Miss Lambert submitted that since the Defendant continued to defend after service of the Defence, through the case management conference and for some 14 months after receipt of the Particulars of Claim it was ludicrous to suggest that the Defendant would have settled the claim prior to issue of proceedings if it had been given three months between the letter of claim and the issue of proceedings.

30.

Mr Monaghan, in his submissions about the orders the court should make in relation to this application, referred to the decision of the Court of Appeal in Ricardo Biguzzi v Rank Leisure Plc [1999] 4 All ER 934. In his judgment Lord Woolf referred to paragraph 2.3 of the Practice Direction: (Pre-Action Protocols) [1999]. This sets out the orders which the court may make if, in the opinion of the court, non-compliance:

"has led to the commencement of proceedings which might otherwise not have needed to be commenced, or has led to costs being incurred in the proceedings that might otherwise not have been issued."

31.

However, as mentioned in paragraph 26 above, paragraph 2.4 of the Practice Direction states:

"The court will exercise its powers under paragraph 2.1 and 2.3 with the object of placing the innocent party in no worse position than he would have been in if the protocol had been complied with."

32.

I am satisfied that the extensions of time given to the Defendant to serve its defence gave ample time for the Defendant to decide whether to defend the claim.
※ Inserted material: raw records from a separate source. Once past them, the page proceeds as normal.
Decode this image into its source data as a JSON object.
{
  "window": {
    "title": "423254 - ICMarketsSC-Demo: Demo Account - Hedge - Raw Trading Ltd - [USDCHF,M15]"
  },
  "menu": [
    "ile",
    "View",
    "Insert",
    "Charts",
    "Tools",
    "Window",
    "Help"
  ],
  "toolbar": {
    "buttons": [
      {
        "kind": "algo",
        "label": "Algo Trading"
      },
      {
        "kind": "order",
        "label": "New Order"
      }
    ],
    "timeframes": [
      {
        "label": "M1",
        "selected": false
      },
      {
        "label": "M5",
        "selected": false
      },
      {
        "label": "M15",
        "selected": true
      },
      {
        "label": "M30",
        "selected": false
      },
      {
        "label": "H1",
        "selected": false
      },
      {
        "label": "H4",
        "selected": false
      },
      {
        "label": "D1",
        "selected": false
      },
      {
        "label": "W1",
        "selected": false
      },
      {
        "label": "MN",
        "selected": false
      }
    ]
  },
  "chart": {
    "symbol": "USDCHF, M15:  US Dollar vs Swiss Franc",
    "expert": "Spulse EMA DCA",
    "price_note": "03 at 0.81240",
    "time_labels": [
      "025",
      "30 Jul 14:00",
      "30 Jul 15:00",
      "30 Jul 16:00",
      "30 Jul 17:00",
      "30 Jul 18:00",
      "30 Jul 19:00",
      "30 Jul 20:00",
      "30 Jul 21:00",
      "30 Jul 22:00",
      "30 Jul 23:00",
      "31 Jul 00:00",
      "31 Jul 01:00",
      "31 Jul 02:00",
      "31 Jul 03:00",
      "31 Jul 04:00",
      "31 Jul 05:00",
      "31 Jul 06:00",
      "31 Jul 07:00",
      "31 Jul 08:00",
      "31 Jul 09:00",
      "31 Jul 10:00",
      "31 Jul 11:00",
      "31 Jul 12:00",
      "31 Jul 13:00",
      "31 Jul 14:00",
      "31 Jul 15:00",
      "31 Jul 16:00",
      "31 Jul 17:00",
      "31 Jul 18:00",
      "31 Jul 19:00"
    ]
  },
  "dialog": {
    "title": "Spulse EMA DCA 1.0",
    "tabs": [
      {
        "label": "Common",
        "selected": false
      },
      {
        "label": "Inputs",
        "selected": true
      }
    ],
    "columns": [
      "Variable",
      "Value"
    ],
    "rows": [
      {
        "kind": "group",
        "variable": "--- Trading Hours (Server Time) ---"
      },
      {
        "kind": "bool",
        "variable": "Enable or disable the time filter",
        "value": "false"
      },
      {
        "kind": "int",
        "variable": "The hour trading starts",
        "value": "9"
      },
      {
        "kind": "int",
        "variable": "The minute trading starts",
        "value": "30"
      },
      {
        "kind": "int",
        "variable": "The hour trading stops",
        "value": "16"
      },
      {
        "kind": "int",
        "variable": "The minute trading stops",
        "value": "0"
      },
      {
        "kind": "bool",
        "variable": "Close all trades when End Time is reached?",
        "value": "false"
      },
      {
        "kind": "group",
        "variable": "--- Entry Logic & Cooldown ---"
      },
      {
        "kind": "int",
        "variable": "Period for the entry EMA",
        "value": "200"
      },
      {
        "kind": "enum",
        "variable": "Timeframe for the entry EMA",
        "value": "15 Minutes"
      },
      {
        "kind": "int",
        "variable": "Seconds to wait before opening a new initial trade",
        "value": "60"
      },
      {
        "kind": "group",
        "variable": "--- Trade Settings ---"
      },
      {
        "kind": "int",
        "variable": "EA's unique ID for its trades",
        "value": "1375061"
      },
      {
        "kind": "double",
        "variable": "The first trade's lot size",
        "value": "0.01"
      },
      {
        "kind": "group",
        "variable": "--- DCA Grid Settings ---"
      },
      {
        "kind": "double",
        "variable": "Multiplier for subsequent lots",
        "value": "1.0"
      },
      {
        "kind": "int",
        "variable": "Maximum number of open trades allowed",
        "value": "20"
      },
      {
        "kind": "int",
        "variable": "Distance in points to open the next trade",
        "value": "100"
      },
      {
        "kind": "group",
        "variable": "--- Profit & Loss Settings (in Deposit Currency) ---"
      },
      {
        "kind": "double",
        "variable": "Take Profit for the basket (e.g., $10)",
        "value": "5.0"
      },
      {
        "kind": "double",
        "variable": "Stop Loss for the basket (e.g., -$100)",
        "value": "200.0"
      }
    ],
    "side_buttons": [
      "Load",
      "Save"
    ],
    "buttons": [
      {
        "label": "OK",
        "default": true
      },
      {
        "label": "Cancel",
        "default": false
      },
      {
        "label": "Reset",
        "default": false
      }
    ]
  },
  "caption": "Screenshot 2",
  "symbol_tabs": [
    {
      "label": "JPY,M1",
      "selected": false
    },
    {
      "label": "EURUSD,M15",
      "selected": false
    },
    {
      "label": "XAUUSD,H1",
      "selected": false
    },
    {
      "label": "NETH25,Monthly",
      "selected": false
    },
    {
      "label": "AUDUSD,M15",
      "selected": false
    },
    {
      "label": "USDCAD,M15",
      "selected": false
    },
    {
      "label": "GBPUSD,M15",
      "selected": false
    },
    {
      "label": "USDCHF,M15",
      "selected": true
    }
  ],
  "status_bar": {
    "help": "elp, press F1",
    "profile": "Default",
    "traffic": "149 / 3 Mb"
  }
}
Indeed the Defendant was given more than the three months provided for in paragraph 3.21 of the Protocol.

33.

I am also satisfied that on the basis of the history of this matter which has been outlined above, it is highly unlikely that even if the Defendant had been given the three months provided for in paragraph 3.21 of the Protocol, it would have settled the claim prior to the issue of proceedings. The fact that the Defendant did not admit liability until February 2002 is a very significant factor in persuading me to come to that view.

34.

Accordingly in my judgment no sanction for the Claimant’s failure to observe paragraph 3.21 of the Protocol would be justified.

35.

Although it is not (it seems to me) necessary for me to decide the point, I think I should add that in my judgment the Claimant was entitled to have her litigation funding arrangements in place before instructing experts and obtaining GP records. That had not been achieved until July 2000 and the relevant information required by paragraph 3.15 of the Protocol had not been received until December 2000. No letter of claim could have been sent until then and so the Claimant cannot in my judgment be held to have been in breach of the Protocol because there was a limitation problem as referred to in paragraph 3.21 of the Protocol.

36.

This application must therefore be dismissed. I will hear submissions on the question of costs and on the question of appeals at a later directions hearing if the parties do not attend when this judgment is handed down.